My entry into the field of student affairs came through my involvement in co-curricular service-learning.  I enjoyed participating in service-learning throughout my undergraduate experience and worked as an AmeriCorps civic engagement coordinator at my alma mater after graduating.  I was drawn to a career in student affairs because I saw the transformative impact service-learning could have on student learning and development and I believed that there was also a reciprocal benefit to the community.  To me, experiential learning and co-curricular experiences enable student to engage with social issues in tangible ways that may not occur in the classroom.  The opportunity to learn through real world issues and have an impact on those pressing social issues was a goal that I was eager to adopt in my professional work.

During my six years working in student affairs and focusing on service-learning, I was exposed to complexities, not only within the social issues around which the service-learning was structured, but within the bureaucracy, privilege, and stereotypes that make service-learning in higher education challenging.  I learned about the limitations and assumptions service-learning could place on students who may not always come from privileged backgrounds but in some cases from within the community being served.  I also noticed the ways in which service-learning could lack the reciprocity that is generally thought to be a guiding principle of community-university partnerships.

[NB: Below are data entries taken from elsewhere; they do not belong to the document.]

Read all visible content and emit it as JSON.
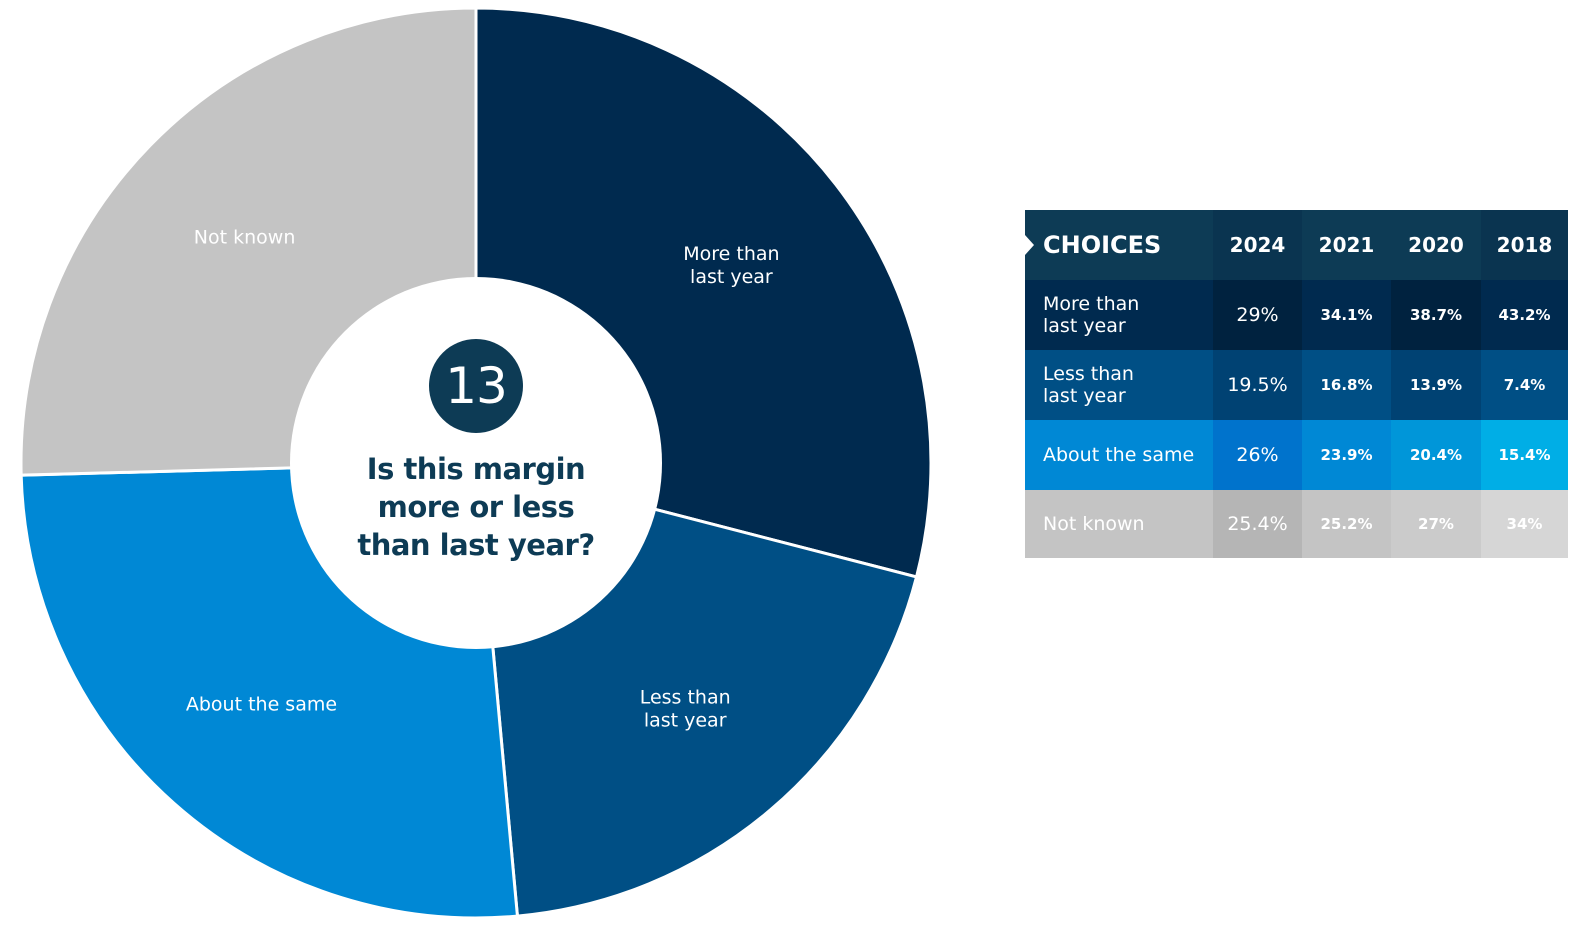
{
  "chart_data": {
    "type": "pie",
    "question_number": "13",
    "title": "Is this margin more or less than last year?",
    "slices": [
      {
        "label": "More than last year",
        "value": 29,
        "color": "#002a4f"
      },
      {
        "label": "Less than last year",
        "value": 19.5,
        "color": "#004f85"
      },
      {
        "label": "About the same",
        "value": 26,
        "color": "#0088d5"
      },
      {
        "label": "Not known",
        "value": 25.4,
        "color": "#c4c4c4"
      }
    ]
  },
  "table": {
    "header": {
      "label": "CHOICES",
      "years": [
        "2024",
        "2021",
        "2020",
        "2018"
      ]
    },
    "rows": [
      {
        "label": "More than\nlast year",
        "values": [
          "29%",
          "34.1%",
          "38.7%",
          "43.2%"
        ]
      },
      {
        "label": "Less than\nlast year",
        "values": [
          "19.5%",
          "16.8%",
          "13.9%",
          "7.4%"
        ]
      },
      {
        "label": "About the same",
        "values": [
          "26%",
          "23.9%",
          "20.4%",
          "15.4%"
        ]
      },
      {
        "label": "Not known",
        "values": [
          "25.4%",
          "25.2%",
          "27%",
          "34%"
        ]
      }
    ],
    "colors": {
      "header": [
        "#0d3b55",
        "#0a3450",
        "#0d3b55",
        "#0d3b55",
        "#0a3450"
      ],
      "row0": [
        "#002a4f",
        "#00223f",
        "#002a4f",
        "#00223f",
        "#002a4f"
      ],
      "row1": [
        "#004f85",
        "#004273",
        "#004f85",
        "#004273",
        "#004f85"
      ],
      "row2": [
        "#0088d5",
        "#0073cc",
        "#0088d5",
        "#0096d9",
        "#00aee6"
      ],
      "row3": [
        "#c4c4c4",
        "#b5b5b5",
        "#c4c4c4",
        "#cbcbcb",
        "#d6d6d6"
      ]
    }
  }
}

Over time I realized that, despite my questions about the idyllic possibility of service-learning, at its core, I still believed that student affairs could create powerful opportunities for promoting student learning and development while addressing social issues in the larger community.  I returned to graduate school in higher education and student affairs in an effort to explore my belief that higher education has the opportunity and responsibility to positively impact both student learning and the local community.  Along the way I found myself drawn to two-year institutions as models for how institutional missions could pursue a social justice focus with tangible and positive effects on social issues and the local community.

Two-year colleges have at their heart the goal of meeting the needs of their local community and decreasing inequality through the educational opportunities they create for students.  However, their goals have many challenges such as the large numbers of nontraditional students, lack of funding, and strict accountability measures.  Throughout my graduate work my research interests have focused on access and retention of underrepresented students at two-year colleges and the many complexities two-year institutions face with the changing economic landscape.

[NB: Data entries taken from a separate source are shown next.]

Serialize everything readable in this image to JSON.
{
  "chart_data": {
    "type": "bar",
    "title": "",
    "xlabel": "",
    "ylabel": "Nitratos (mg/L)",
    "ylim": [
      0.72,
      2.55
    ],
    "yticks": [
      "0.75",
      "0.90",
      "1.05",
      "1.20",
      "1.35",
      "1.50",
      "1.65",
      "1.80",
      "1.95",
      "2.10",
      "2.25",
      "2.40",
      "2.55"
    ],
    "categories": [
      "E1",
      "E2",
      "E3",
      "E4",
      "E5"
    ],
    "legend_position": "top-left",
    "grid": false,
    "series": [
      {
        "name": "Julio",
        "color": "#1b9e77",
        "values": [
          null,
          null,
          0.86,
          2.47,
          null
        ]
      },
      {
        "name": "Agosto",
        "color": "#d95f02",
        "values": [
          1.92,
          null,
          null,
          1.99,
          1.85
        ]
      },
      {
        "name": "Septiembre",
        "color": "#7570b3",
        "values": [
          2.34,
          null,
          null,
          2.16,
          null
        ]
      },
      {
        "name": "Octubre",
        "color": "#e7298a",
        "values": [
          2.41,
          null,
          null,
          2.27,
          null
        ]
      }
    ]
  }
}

Influenced by my early career work in service-learning, I have come to see that higher education’s context is not just its own isolated environment, but there are interactions with external social and policy structures that need to be illuminated.  I think higher education has the potential to be a strategy for equity, and I see access to and success in higher education as inextricably tied to social issues, such as racism and poverty. The next evolution of my career in student affairs is marked with questions about whether education as a strategy of equity is a viable mission and what role student affairs can have in shifting higher education toward this goal.  A career in student affairs is an opportunity to promote the learning and development of students and ourselves.  I am hopeful that we will all embrace the questions and complexities of the work we do in student affairs and strive to use these questions to shape the culture and promote the powerful outcomes that are possible in higher education.